What should I do if my dog has Legg calve perthes disease?
If your dog has Legg calve perthes disease, it is essential that you consult a veterinarian so that your dog can receive proper treatment. Orthopedic surgery is the only way to cure this disease permanently. It is important to do it as soon as possible, before the animal suffers sequelae that may complicate its recovery, or even compromise it altogether.

Which dogs are prone to Legg calve perthes disease?
Small-breed dogs are most affected by Legg calve perthes disease, although no one is spared this bone condition. Among the breeds most affected are the Toy Poodle, Yorkshire, Chihuahua and Dachshund. Young animals are the most affected, with an average age of onset of symptoms of 7 months.

Can Legg calve perthes disease be cured in dogs?
Yes, Legg calve perthes disease can be cured permanently with orthopedic surgery. This involves removing part of the femoral and hip bones to eliminate the friction that is damaging the cartilage in the joint.

The removed pieces of bone are replaced with scar tissue, which allows for the reformation of a pseudo joint that is essentially maintained by the muscles, ligaments and tendons of the joint.
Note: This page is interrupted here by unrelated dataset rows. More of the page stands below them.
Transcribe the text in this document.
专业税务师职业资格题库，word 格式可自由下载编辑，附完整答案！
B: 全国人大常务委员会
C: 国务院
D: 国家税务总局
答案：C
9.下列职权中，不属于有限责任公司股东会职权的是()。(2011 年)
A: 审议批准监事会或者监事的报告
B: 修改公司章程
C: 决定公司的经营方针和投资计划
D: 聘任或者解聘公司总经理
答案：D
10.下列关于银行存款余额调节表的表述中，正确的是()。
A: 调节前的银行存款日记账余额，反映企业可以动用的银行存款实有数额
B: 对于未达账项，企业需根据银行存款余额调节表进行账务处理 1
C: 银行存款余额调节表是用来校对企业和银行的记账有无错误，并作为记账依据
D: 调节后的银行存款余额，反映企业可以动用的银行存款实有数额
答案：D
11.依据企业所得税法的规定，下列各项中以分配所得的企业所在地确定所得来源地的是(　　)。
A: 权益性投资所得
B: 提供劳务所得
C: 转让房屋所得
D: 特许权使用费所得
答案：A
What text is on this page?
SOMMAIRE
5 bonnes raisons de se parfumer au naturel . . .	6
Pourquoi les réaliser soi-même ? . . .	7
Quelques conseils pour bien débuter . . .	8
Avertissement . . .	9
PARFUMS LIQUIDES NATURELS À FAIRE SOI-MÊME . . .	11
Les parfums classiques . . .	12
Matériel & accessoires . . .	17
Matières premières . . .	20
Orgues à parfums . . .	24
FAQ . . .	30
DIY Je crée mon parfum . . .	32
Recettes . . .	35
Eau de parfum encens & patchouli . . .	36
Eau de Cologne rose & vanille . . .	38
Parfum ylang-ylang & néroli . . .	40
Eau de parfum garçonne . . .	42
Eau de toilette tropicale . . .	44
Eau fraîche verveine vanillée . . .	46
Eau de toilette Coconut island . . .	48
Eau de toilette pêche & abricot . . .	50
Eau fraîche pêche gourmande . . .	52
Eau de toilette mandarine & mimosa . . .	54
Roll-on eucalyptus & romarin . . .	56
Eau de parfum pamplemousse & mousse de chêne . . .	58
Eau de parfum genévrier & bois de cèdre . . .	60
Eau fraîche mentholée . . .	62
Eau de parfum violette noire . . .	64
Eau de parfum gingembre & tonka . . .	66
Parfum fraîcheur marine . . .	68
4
Little is known about Legg-Perthes-Calve disease in dogs, and veterinary science is still struggling to determine its exact causes, making prevention difficult.

In an attempt to prevent its spread in the dog population, it is important to remove from breeding dogs that have suffered from this condition, even if they are now cured.

In fact, a genetic origin is suspected, as the prevalence of this disease in certain breeds of dogs seems to demonstrate a real heritability.